Beyond their indomitable poetry against the communist regime that characterized his work in the 70s and 80s, in the last decades his collections of poems became more contemplative to delve into the realm of the existential with works such as “Solidaridad y soledad” or the collection of poems “Antenas”, where he shows a fine sensitivity esthetic. Now sprouts in his poetry the search for beauty but maintaining two constants that define him as a poet and as a man: human depth and a fine aesthetic sensitivity.

His poetic bibliography includes “Go to Lvov” (1985), “Lienzo” (1990), “Tierra del fuego” (1994); “Desire” (1997); “Anhelo” (1999), “Regreso” (2003) or “Antenas” (2005). These last two also compiled by the Acantilado publishing house under the title “Antenas” (2007).

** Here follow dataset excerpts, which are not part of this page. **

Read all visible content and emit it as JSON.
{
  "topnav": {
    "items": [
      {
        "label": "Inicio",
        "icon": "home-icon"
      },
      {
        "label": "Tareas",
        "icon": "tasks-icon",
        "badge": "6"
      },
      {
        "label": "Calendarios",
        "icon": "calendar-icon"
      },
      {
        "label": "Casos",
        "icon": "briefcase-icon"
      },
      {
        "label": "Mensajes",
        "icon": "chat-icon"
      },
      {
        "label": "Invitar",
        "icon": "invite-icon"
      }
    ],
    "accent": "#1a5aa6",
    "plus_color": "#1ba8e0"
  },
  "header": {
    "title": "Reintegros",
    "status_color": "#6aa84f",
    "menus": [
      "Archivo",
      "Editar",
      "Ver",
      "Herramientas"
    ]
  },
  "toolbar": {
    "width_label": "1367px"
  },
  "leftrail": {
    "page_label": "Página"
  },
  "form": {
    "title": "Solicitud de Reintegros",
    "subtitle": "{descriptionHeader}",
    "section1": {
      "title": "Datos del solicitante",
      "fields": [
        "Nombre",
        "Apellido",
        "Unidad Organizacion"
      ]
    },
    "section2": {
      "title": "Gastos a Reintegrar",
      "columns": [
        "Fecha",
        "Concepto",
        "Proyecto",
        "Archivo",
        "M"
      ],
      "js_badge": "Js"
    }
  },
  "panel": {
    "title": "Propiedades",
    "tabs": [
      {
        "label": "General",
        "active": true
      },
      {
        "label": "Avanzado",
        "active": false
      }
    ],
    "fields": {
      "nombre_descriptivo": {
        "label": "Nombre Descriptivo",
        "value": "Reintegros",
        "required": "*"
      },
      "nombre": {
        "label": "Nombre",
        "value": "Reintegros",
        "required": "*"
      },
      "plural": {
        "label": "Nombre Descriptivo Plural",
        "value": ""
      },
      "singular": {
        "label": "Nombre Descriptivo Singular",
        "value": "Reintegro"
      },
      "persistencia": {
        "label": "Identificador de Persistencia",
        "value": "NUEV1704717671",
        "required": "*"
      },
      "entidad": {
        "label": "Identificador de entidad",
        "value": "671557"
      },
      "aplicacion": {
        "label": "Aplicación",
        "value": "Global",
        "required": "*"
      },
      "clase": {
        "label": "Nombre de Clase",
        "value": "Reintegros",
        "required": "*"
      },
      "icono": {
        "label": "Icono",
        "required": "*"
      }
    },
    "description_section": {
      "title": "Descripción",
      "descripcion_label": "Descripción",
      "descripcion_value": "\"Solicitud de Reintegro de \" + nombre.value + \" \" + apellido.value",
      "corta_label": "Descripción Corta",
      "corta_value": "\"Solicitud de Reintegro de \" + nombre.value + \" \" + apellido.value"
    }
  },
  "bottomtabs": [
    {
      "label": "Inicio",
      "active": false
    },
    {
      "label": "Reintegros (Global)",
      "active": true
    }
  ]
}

His essays include “Two cities” (1995), “In defense of fervor” (2002) or “Solidarity and loneliness” (1982). In 2012, his collection of poems “Mano invisible” (2009) appeared, he is also the author of three novels and the memoir, “En la Belleza ajena” (1998). In 2017 the essay “Reread a Rilke” (2017) appeared, for him a decisive poet in his work.

Zagajewski was in Madrid in July 2015 for a tribute that the Polish Institute of Culture dedicated to him. On that occasion the author gave his peculiar vision of poetry: “Poetry has an extra value only when human life is in danger, when society is about to perish. Perhaps it is better for poetry that it is not so vital, so necessary “.

Princess of Asturias Award for Literature 2017 and Nobel candidate on several occasions since 2007, He also held the 2010 European Poetry Prize for his work as a whole and for having disseminated the importance of a united Europe and its community values, the Jean Améry essay 2016.

He was editor of the literature magazine “Zszyty”, member of the Association of Polish Writers, and had other awards such as the Vilenica (1996), the Konrad Adenauer Foundation (2002) or the “Berliner” or the “Kurt Tucholsky Prize “.